When the truck swings off the Burnley road and starts the long climb to the Lookout, I turn around and sit down. I want to be watching when we crest the hill and catch our first glimpse of the Parrot farm at the bottom of the rise, a barn that still has traces of red paint on its planks, a brick house with hollyhocks softening its corners. There is a goat in the yard, which I’ve seen only from the road. (You can make a good cheese with goat’s milk, my dad said. Cheese! my mother said. Not likely! Bertha Parrot just has to be different. She always has to try to be different.) Today everything will be outside in the yard for the selling-up sale, beds with weeds poking up through the springs, the sock stretchers and chamber pot put on display, who knows what other different
things.
Phillip squats in the other corner of the truck box, not holding on. That’s the way he likes to ride, proving he can keep his balance in the back of a moving truck. I sit watching the road spool out from under the truck and think about Jimmy Thrasher, with that shock of black hair that like a dog he didn’t bother to push out of his eyes. The way he suddenly spit towards the weeds by the road as we walked to town and said, Girls aren’t worth the dirt they’re made of. I’m not made of dirt, I said. Girls are made from Adam’s rib. Then he squatted right in the road, the way Phillip is squatting now. Can a girl do this? he said. When I squatted beside him he dared me to lift one leg, and I showed him I could and then he let out a shrill, exultant laugh. Ha, ha, dog taking a piss, dog taking a piss, he shouted, and gave me a shove so I toppled over.

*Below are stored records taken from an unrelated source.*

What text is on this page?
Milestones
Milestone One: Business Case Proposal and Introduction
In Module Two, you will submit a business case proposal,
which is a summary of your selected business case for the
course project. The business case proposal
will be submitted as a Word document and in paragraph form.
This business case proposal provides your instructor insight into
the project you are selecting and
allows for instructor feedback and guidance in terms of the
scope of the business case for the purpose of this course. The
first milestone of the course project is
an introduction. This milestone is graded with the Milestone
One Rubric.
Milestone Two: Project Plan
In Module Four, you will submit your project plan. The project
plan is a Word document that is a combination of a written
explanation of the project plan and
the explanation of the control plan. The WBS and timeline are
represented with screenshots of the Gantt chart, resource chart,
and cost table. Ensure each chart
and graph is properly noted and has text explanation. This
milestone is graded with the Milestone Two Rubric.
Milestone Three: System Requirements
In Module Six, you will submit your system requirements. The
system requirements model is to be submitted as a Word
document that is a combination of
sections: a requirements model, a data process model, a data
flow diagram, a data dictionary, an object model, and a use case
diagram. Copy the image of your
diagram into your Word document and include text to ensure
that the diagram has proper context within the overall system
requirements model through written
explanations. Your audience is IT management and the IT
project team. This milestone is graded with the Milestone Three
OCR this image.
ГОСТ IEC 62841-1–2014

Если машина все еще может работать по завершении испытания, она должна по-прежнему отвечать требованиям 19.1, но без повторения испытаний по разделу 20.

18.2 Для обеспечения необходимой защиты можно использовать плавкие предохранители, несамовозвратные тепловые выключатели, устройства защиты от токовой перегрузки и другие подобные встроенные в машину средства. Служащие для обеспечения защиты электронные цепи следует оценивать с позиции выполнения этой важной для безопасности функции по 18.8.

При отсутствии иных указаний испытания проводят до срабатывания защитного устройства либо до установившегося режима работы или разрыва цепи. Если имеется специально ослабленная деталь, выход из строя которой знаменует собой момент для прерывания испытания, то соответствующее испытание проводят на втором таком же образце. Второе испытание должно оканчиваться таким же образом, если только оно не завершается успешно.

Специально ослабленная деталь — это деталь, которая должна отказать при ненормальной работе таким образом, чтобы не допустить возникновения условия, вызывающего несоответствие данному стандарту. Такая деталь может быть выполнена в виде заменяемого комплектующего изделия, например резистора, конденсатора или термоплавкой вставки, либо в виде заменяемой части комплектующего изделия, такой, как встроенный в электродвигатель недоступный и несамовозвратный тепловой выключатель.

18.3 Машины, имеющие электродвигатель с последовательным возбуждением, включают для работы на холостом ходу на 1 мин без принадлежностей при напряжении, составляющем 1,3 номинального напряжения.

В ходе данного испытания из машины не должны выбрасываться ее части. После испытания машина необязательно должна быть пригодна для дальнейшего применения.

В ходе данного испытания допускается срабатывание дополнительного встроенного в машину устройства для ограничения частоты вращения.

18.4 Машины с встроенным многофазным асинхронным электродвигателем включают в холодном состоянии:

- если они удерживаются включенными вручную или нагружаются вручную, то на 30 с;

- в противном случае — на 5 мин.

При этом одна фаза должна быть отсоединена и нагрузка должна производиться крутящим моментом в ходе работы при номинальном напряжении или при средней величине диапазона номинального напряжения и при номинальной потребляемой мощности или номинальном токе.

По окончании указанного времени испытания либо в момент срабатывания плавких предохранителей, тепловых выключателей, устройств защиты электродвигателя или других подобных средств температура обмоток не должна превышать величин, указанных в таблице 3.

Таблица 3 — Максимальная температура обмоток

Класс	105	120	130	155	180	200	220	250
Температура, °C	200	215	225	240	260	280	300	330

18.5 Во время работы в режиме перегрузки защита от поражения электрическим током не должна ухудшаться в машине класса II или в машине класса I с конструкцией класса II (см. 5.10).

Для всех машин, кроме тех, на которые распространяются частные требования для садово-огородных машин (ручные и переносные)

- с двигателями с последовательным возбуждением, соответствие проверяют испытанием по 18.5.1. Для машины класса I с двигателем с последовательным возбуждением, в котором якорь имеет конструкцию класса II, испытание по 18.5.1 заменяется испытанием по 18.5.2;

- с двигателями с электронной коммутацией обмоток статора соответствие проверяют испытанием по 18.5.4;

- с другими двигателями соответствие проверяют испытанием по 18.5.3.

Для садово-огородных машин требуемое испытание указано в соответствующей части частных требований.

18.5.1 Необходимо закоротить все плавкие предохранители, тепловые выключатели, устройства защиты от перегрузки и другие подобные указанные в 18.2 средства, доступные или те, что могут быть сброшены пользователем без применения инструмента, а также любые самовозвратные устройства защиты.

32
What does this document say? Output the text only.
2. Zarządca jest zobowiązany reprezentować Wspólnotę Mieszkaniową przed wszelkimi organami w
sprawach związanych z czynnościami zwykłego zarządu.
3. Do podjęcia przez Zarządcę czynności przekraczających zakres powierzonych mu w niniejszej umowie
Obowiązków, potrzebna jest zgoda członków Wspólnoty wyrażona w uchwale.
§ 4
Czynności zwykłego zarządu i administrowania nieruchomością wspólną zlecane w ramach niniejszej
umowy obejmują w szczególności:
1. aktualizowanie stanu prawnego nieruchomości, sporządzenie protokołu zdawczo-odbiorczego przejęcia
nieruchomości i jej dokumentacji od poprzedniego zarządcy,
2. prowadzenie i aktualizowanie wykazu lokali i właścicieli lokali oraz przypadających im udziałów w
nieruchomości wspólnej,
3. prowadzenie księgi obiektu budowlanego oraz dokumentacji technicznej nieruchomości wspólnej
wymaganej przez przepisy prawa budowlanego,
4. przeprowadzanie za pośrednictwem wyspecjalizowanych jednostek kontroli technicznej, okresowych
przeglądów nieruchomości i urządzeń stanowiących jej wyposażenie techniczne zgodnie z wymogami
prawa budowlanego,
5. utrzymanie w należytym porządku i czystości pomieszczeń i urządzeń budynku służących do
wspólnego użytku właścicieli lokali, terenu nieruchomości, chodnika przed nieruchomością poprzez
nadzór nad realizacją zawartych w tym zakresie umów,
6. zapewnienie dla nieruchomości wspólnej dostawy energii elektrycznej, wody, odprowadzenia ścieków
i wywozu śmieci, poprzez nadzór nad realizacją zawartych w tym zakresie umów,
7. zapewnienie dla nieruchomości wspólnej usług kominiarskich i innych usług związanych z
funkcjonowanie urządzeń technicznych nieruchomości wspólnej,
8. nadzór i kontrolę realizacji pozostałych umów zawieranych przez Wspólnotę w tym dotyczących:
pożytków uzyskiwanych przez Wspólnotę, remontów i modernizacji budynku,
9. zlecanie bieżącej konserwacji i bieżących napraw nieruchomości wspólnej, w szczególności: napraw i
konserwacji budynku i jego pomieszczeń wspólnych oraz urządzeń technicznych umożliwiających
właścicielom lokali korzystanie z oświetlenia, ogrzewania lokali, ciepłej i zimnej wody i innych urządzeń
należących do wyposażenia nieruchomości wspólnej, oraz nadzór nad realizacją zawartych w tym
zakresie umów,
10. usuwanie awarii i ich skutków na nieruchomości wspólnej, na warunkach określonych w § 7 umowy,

When we get out of the truck at the Parrots’ my mother says to Dad, If you can’t get the tractor, at least go in with Jack on the harrow, and then she takes the sandwiches over to the lunch table where a group of women stands. The sale is well underway. Mrs. Parrot is there, bending the brim of her straw hat down to shield her eyes. Her baby is hanging on to one of her legs, his diaper — a yellow towel — sagging down past his knees. My mother sets the sandwiches on the table. I better leave them covered, she says. All this dust.
Mrs. Parrot laughs. She laughs so no one will feel sorry, so my mother won’t have to say anything about what is happening. The big kids are down at the creek, she says, looking at me.
Your furniture is sure going fast, Mother says.
Some of it’s still in the house, says Mrs. Parrot. We’re taking a lot of it with us. I sold the sideboard, though. It was too big anyway.